毎度のことだけど、デヴィッド・フィンチャーの映画はオープニングからかっこ良い。オープニングが本編に直結していようと、独立していようと文句無くかっこいい。モノトーンな映像にカレンOが歌う移民の歌が乗っかって、ケチがつくようなもんになる訳がないですね。 そのド迫力のオープニングからラストまで息もつかせぬ展開が続く、と言いたいところですが、正直、ハリエットの件以降が若干引っ張り過ぎ、蛇足な様な気がしました。それでも面白かったけど。 まあ、なんと言っても見所は主演二人の演技でしょう。ダニエル・クレイグの伊達オヤジぶりはよかった。敏腕のジャーナリストという設定だけど、極端に出来る男に見せない人間臭い演技は素晴らしかった。 そして、ルーニー・マーラ!この人の演技が素晴らしい! 大胆で、残忍で、かつ冷酷。
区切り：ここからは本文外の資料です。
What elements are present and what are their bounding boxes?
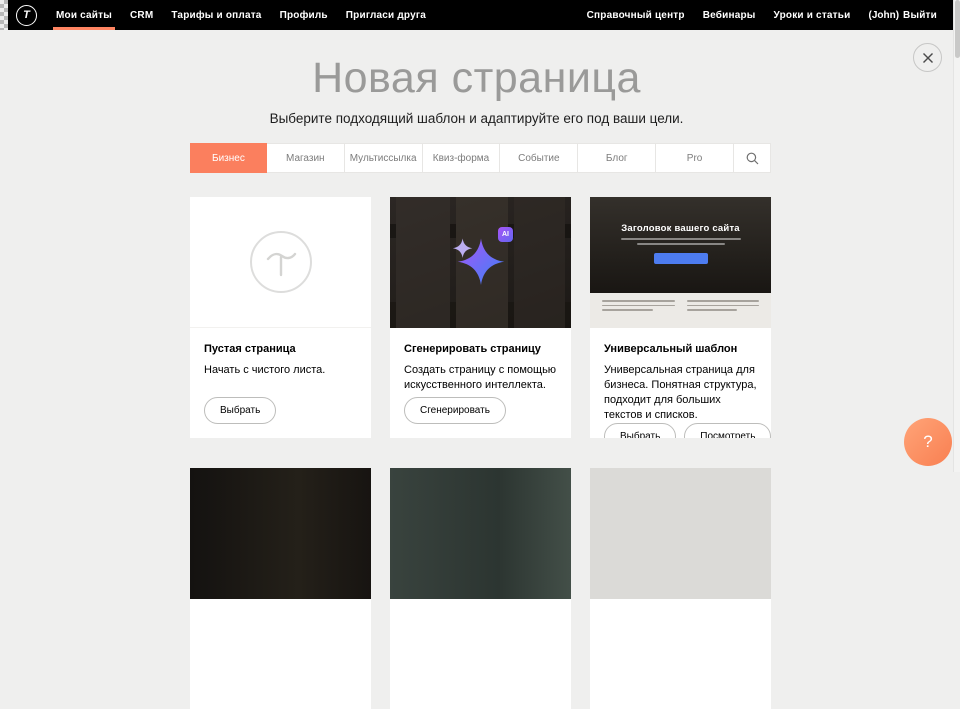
tilda-mark-icon	[249, 230, 313, 294]
card-body: Пустая страница Начать с чистого листа. …	[190, 328, 371, 438]
card-blank-page: Пустая страница Начать с чистого листа. …	[190, 197, 371, 438]
preview-gray-line	[687, 309, 738, 311]
card-ai-generate: AI Сгенерировать страницу Создать страни…	[390, 197, 571, 438]
tab-multilink[interactable]: Мультиссылка	[345, 144, 423, 172]
scrollbar-thumb[interactable]	[955, 0, 960, 58]
help-button[interactable]: ?	[904, 418, 952, 466]
tab-quiz-form[interactable]: Квиз-форма	[423, 144, 501, 172]
template-thumbnail	[390, 468, 571, 599]
card-next-row-2	[390, 468, 571, 709]
tab-blog[interactable]: Блог	[578, 144, 656, 172]
nav-webinars[interactable]: Вебинары	[694, 0, 765, 30]
preview-gray-line	[602, 309, 653, 311]
logo-letter: T	[23, 10, 30, 21]
blank-page-preview	[190, 197, 371, 328]
topbar-nav-left: Мои сайты CRM Тарифы и оплата Профиль Пр…	[47, 0, 435, 30]
card-description: Начать с чистого листа.	[204, 363, 357, 378]
nav-help-center[interactable]: Справочный центр	[578, 0, 694, 30]
tab-shop[interactable]: Магазин	[267, 144, 345, 172]
view-template-button[interactable]: Посмотреть	[684, 423, 771, 438]
template-category-tabs: Бизнес Магазин Мультиссылка Квиз-форма С…	[190, 143, 771, 173]
tab-search[interactable]	[734, 144, 770, 172]
nav-invite-friend[interactable]: Пригласи друга	[337, 0, 435, 30]
preview-heading: Заголовок вашего сайта	[621, 223, 740, 234]
close-button[interactable]	[913, 43, 942, 72]
page-title: Новая страница	[0, 54, 953, 103]
card-buttons: Выбрать	[204, 397, 357, 424]
card-next-row-3	[590, 468, 771, 709]
card-title: Универсальный шаблон	[604, 343, 757, 355]
card-title: Пустая страница	[204, 343, 357, 355]
universal-template-preview: Заголовок вашего сайта	[590, 197, 771, 328]
choose-template-button[interactable]: Выбрать	[604, 423, 676, 438]
card-next-row-1	[190, 468, 371, 709]
card-buttons: Выбрать Посмотреть	[604, 423, 757, 438]
nav-profile[interactable]: Профиль	[271, 0, 337, 30]
preview-text-line	[621, 238, 741, 240]
preview-gray-line	[602, 305, 675, 307]
tilda-logo[interactable]: T	[16, 5, 37, 26]
checker-strip	[0, 0, 8, 30]
card-title: Сгенерировать страницу	[404, 343, 557, 355]
preview-gray-line	[687, 305, 760, 307]
topbar: T Мои сайты CRM Тарифы и оплата Профиль …	[0, 0, 960, 30]
template-grid: Пустая страница Начать с чистого листа. …	[190, 197, 771, 709]
card-description: Создать страницу с помощью искусственног…	[404, 363, 557, 393]
tab-event[interactable]: Событие	[500, 144, 578, 172]
search-icon	[746, 152, 759, 165]
tab-business[interactable]: Бизнес	[190, 143, 267, 173]
topbar-nav-right: Справочный центр Вебинары Уроки и статьи…	[578, 0, 946, 30]
close-icon	[922, 52, 934, 64]
preview-cta-button	[654, 253, 708, 264]
preview-text-column	[602, 300, 675, 321]
user-name: (John)	[868, 10, 899, 21]
card-universal-template: Заголовок вашего сайта Универсальн	[590, 197, 771, 438]
scrollbar[interactable]	[953, 0, 960, 472]
preview-hero-section: Заголовок вашего сайта	[590, 197, 771, 293]
preview-text-section	[590, 293, 771, 328]
card-description: Универсальная страница для бизнеса. Поня…	[604, 363, 757, 423]
preview-text-column	[687, 300, 760, 321]
generate-button[interactable]: Сгенерировать	[404, 397, 506, 424]
card-body: Сгенерировать страницу Создать страницу …	[390, 328, 571, 438]
preview-text-line	[637, 243, 725, 245]
preview-gray-line	[687, 300, 760, 302]
ai-badge: AI	[498, 227, 513, 242]
card-buttons: Сгенерировать	[404, 397, 557, 424]
ai-preview: AI	[390, 197, 571, 328]
template-thumbnail	[190, 468, 371, 599]
tab-pro[interactable]: Pro	[656, 144, 734, 172]
nav-crm[interactable]: CRM	[121, 0, 162, 30]
card-body: Универсальный шаблон Универсальная стран…	[590, 328, 771, 438]
logout-link[interactable]: Выйти	[903, 10, 937, 21]
page-subtitle: Выберите подходящий шаблон и адаптируйте…	[0, 111, 953, 126]
nav-my-sites[interactable]: Мои сайты	[47, 0, 121, 30]
user-account: (John) Выйти	[859, 0, 946, 30]
template-thumbnail	[590, 468, 771, 599]
choose-blank-button[interactable]: Выбрать	[204, 397, 276, 424]
nav-lessons-articles[interactable]: Уроки и статьи	[765, 0, 860, 30]
nav-tariffs-payment[interactable]: Тарифы и оплата	[162, 0, 270, 30]
preview-gray-line	[602, 300, 675, 302]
なのに、ラストで垣間見せる繊細さや弱さ。すごかった..。とにかく脱いでるし…。彼女の絢爛豪華な出自を置いてもあれだけ体当たりであの型にはまらないリズベットという役を演じきった業績は評価されるべき。アカデミーのノミネートにも納得。 物語全編通して不穏な影を落とすトレント・レズナーとアティカス・ロスのサントラも物語の不気味さを強調するのに大いに貢献してたし。満足。 一個だけ、文句を言うなら、あの出来の悪いAVみたいなモザイクだけはいただけない…。あれが有るのと無いのとで何か大きな違いがあるとは思えない。むしろ、不自然すぎて逆に気になるくらいだったので、是非やめていただきたい。 何にせよ面白かった。ハードルを高めに設定してたけど、軽々飛び越える満足度。おすすめ。